Sophie was diagnosed with hyperadrenocorticism. Hyperadrenocorticism (or Cushing's syndrome) is a rare hormonal disease in cats. The signs associated with the disease are due to excessive circulating levels of cortisol (stress hormone) and include excessive thirst and the development of fragile skin. Sophie's condition required intensive medical and surgical treatment".

The final presentation of the day was given jointly by Sarah Heath & Claire Rusbridge, Orofacial pain syndrome and other strange behavioural disorders.

“Feline orofacial pain syndrome (FOPS) is a clinical condition of domestic cats where affected individuals will exhibit behaviour which is suggestive of acute and lingering oral and/or facial pain. The Burmese breed appears predisposed.

FOPS is associated with exaggerated licking and chewing movements accompanied by pawing at the face and the condition may progress to the point of individuals causing severe lacerations of the tongue and cheeks and excoriation of the skin over the maxillary and occipital regions of the head.

The aetiology of this condition appears to be complex. It shows some similarities to trigeminal neuralgia (in humans) which is characterised by paroxysmal bouts of pain in the distribution of the trigeminal nerve, usually the jaw.

The pain may be precipitated by trigger factors of which the most common is facial movement e.g. chewing. Treatment needs to be assessed on an individual care basis, but factors such as dental disease and environmental (physical and social) stressors must be taken into consideration. Use of appropriate medication e.g. neurogenic painkillers has been shown to be beneficial in some cases.”

The Speakers

Kerry Simpson
Kerry is the FAB Lecturer at Edinburgh University. After graduating from Edinburgh, Kerry worked in small animal practice in Lincolnshire, only to return to the University two years later to study for a PhD on the effects of various feline geriatric diseases on the heart.

Nicky Reed
After graduating from the University of Edinburgh, Nicki spent several years in general practice before returning to the University to manage the Small Animal Clinic and subsequently become Head of the First Opinion Service. In August 2004, Nicki took up her current post as the FAB Senior Clinical Scholar at Edinburgh.

Andrea Harvey
Andrea Harvey is the FAB Clinical Assistant in Feline Medicine at the University of Bristol. Andrea graduated from Bristol in 2000 and spent a year and a half in small animal practice. In 2002 she returned to Bristol to undertake a three year residency in feline medicine, funded by FAB. Having thoroughly enjoyed her residency at Bristol, she was delighted to be appointed as FAB Clinical Assistant in Feline Medicine in April 2005.

Sarah Heath
Sarah qualified from Bristol University in 1988 and spent four years in mixed general practice before setting up a behaviour medicine referral practice in 1992. She sees cases at monthly behavioural clinics at Liverpool University Veterinary School where she is an Honorary Lecturer in small animal behavioural medicine.

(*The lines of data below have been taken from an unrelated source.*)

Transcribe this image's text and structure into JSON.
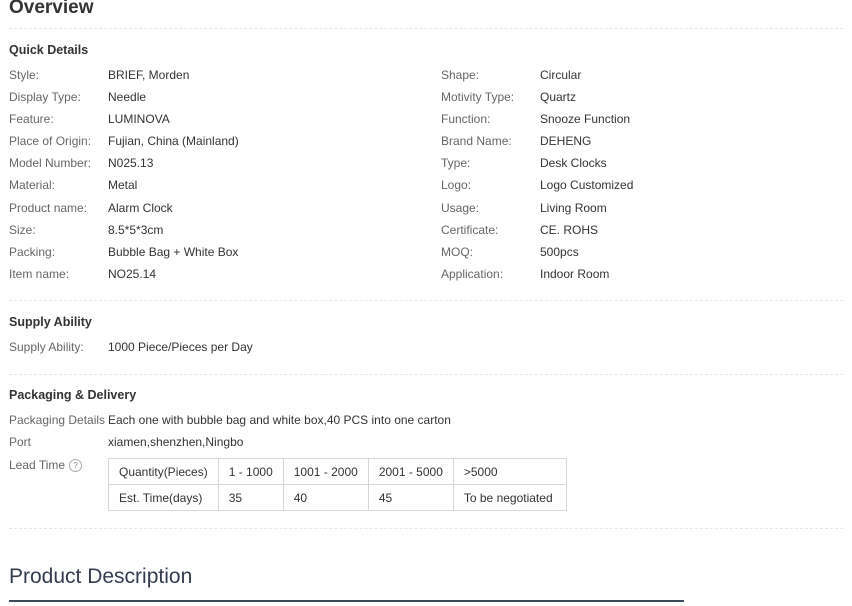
{
  "overview_title": "Overview",
  "quick_details": {
    "title": "Quick Details",
    "left": [
      {
        "label": "Style:",
        "value": "BRIEF, Morden"
      },
      {
        "label": "Display Type:",
        "value": "Needle"
      },
      {
        "label": "Feature:",
        "value": "LUMINOVA"
      },
      {
        "label": "Place of Origin:",
        "value": "Fujian, China (Mainland)"
      },
      {
        "label": "Model Number:",
        "value": "N025.13"
      },
      {
        "label": "Material:",
        "value": "Metal"
      },
      {
        "label": "Product name:",
        "value": "Alarm Clock"
      },
      {
        "label": "Size:",
        "value": "8.5*5*3cm"
      },
      {
        "label": "Packing:",
        "value": "Bubble Bag + White Box"
      },
      {
        "label": "Item name:",
        "value": "NO25.14"
      }
    ],
    "right": [
      {
        "label": "Shape:",
        "value": "Circular"
      },
      {
        "label": "Motivity Type:",
        "value": "Quartz"
      },
      {
        "label": "Function:",
        "value": "Snooze Function"
      },
      {
        "label": "Brand Name:",
        "value": "DEHENG"
      },
      {
        "label": "Type:",
        "value": "Desk Clocks"
      },
      {
        "label": "Logo:",
        "value": "Logo Customized"
      },
      {
        "label": "Usage:",
        "value": "Living Room"
      },
      {
        "label": "Certificate:",
        "value": "CE. ROHS"
      },
      {
        "label": "MOQ:",
        "value": "500pcs"
      },
      {
        "label": "Application:",
        "value": "Indoor Room"
      }
    ]
  },
  "supply_ability": {
    "title": "Supply Ability",
    "label": "Supply Ability:",
    "value": "1000 Piece/Pieces per Day"
  },
  "packaging_delivery": {
    "title": "Packaging & Delivery",
    "details_label": "Packaging Details",
    "details_value": "Each one with bubble bag and white box,40 PCS into one carton",
    "port_label": "Port",
    "port_value": "xiamen,shenzhen,Ningbo",
    "lead_time_label": "Lead Time",
    "help_icon": "?",
    "lead_table": {
      "header": [
        "Quantity(Pieces)",
        "1 - 1000",
        "1001 - 2000",
        "2001 - 5000",
        ">5000"
      ],
      "row": [
        "Est. Time(days)",
        "35",
        "40",
        "45",
        "To be negotiated"
      ]
    }
  },
  "product_description_title": "Product Description"
}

In addition she also sees cases at clinics within private veterinary practices in the North West of England and carries out house visit consultations. Her research interests include old age related behaviour problems, multi-cat households and links between feline behaviour and clinical disease.

Clare Rusbridge

Clare Rusbridge graduated from Glasgow in 1991 and completed a small animal internship at the University of Pennsylvania, USA. After a year in small animal practice in Cambridgeshire, she joined the Royal Veterinary College to undertake a BSAVA/Petsavers residency in neurology and subsequently spent a year at the RVC as a staff clinician in neurology.

Since 1997 she has operated a small animal neurology referral service at the Stone Lion Veterinary Centre gaining RCVS Specialist status in 1999. The practice has its own MRI scanner which is particularly suitable for cats and Clare has a strong interest in feline neurology especially epilepsy, neuropathic pain syndromes and inherited disease.

Angie Hibbert

Angie Hibbert graduated from the University of Bristol in 2000 and worked in a small animal practice for four and a half years. During this time her interest in feline medicine developed and she particularly enjoyed working on geriatric cases. Angie took up her current post as FAB Resident at Bristol in January 2005.